Wednesday, November 11, 2015

Gates Foundation focused on teacher education in low-income schools; Gates visits E. Ky. school

Microsoft founder Bill Gates said during a recent speech that the Bill & Melinda Gates Foundation is working toward solving the problem of teachers who are "unprepared, unsupported and ineffective—especially in low-income schools," reports Meredith Kolodner for The Hechinger Report, which is funded in part by the Gates Foundation. The foundation's goal is to prepare 80 percent of high school graduates for college. In the Class of 2015, 59 percent of students who took the ACT were college ready, Caralee Adams reports for Education Week. Numbers are typically lower in rural areas.

Gates said he believes improving the quality of teachers, especially in smaller schools, "could dramatically improve learning and argued that top-quality teachers 'would completely close the income inequity of learning in the entire country' if they were in place for three years nationwide," Kolodner writes. Gates, whose foundation has spent $980 million on improving teacher effectiveness since 1999, singled out Denver, Washington, D.C. and Kentucky as places where focusing on teacher quality was bringing in big results.

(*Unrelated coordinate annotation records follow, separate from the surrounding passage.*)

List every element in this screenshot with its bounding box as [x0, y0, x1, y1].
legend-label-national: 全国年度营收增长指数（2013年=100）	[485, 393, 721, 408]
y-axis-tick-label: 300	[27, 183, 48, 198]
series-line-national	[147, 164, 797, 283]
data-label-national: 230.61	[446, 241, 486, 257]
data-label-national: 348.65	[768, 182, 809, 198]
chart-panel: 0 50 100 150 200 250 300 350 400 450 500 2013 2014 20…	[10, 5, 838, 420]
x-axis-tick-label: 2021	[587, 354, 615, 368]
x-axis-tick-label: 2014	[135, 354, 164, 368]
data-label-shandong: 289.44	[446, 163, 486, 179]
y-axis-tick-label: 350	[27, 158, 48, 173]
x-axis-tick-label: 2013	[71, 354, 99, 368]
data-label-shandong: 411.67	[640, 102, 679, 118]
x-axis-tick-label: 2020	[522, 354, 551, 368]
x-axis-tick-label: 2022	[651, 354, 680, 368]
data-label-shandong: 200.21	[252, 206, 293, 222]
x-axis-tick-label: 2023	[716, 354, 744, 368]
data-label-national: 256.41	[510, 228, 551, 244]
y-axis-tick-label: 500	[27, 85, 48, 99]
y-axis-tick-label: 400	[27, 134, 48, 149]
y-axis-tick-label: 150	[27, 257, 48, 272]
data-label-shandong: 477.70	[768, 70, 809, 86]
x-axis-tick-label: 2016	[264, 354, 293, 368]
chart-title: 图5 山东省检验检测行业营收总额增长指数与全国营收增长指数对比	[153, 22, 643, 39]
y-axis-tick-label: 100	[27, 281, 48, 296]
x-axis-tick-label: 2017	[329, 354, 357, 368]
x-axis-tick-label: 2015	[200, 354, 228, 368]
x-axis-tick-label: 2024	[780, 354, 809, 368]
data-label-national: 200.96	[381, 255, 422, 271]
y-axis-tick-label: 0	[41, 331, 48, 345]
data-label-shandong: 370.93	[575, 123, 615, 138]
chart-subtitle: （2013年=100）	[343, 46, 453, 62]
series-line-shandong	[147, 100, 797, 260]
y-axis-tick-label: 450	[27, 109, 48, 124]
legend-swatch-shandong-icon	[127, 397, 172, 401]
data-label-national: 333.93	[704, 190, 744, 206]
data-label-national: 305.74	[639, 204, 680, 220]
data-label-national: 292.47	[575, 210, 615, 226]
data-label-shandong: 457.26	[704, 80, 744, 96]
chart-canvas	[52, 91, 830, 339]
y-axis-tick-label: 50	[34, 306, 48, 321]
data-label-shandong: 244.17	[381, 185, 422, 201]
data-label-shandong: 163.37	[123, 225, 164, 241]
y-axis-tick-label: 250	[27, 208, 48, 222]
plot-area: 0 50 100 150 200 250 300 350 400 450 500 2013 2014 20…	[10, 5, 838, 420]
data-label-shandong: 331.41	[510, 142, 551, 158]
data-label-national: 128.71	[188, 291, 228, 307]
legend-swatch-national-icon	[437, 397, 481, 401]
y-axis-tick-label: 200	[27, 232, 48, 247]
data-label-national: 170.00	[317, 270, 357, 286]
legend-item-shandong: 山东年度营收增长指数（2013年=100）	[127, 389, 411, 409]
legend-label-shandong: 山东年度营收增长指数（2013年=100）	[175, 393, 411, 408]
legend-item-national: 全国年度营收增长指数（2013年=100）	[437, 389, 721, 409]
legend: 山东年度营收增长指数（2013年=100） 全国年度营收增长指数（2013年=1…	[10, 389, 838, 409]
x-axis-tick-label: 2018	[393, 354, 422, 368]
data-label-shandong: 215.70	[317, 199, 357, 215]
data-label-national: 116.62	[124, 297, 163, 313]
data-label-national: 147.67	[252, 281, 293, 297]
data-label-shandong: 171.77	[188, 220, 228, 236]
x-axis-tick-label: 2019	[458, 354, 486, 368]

The focus on small schools was evident during a recent visit by Bill and Melinda Gates to Betsy Layne High School, a school with about 400 students in Eastern Kentucky. Floyd County Schools Superintendent Dr. Henry Webb told the Floyd County Times, “Basically, the Gates Foundation contacted us about visiting Betsy Layne High School, and that visit occurred (Nov. 5). They called this a 'learning visit,' and their purpose was to see how Floyd County Schools and Betsy Layne High School does what they do for KIDS, from the roll out of the Common Core and other initiatives to every day instruction." The visit was kept confidential until afterward at the request of the Gates Foundation. (Wikipedia map: Floyd County, Kentucky)

The visitors met with faculty and students and "interviewed the Young Professional Forum that consisted of college students and former graduates outside the field of education who left the region to attend college and returned here to work," reports the Times. Webb told the Times, “Betsy Layne High School has made outstanding progress for kids, and that’s what attracted the Gates Foundation to come here for the learning visit. From the Professional Growth and Evaluation System (PGES) to graduation and college and career readiness rates, they asked questions. And simply the answer is that you have the greatest team members doing whatever it takes for the best kids in the nation, and you have Betsy Layne High School.”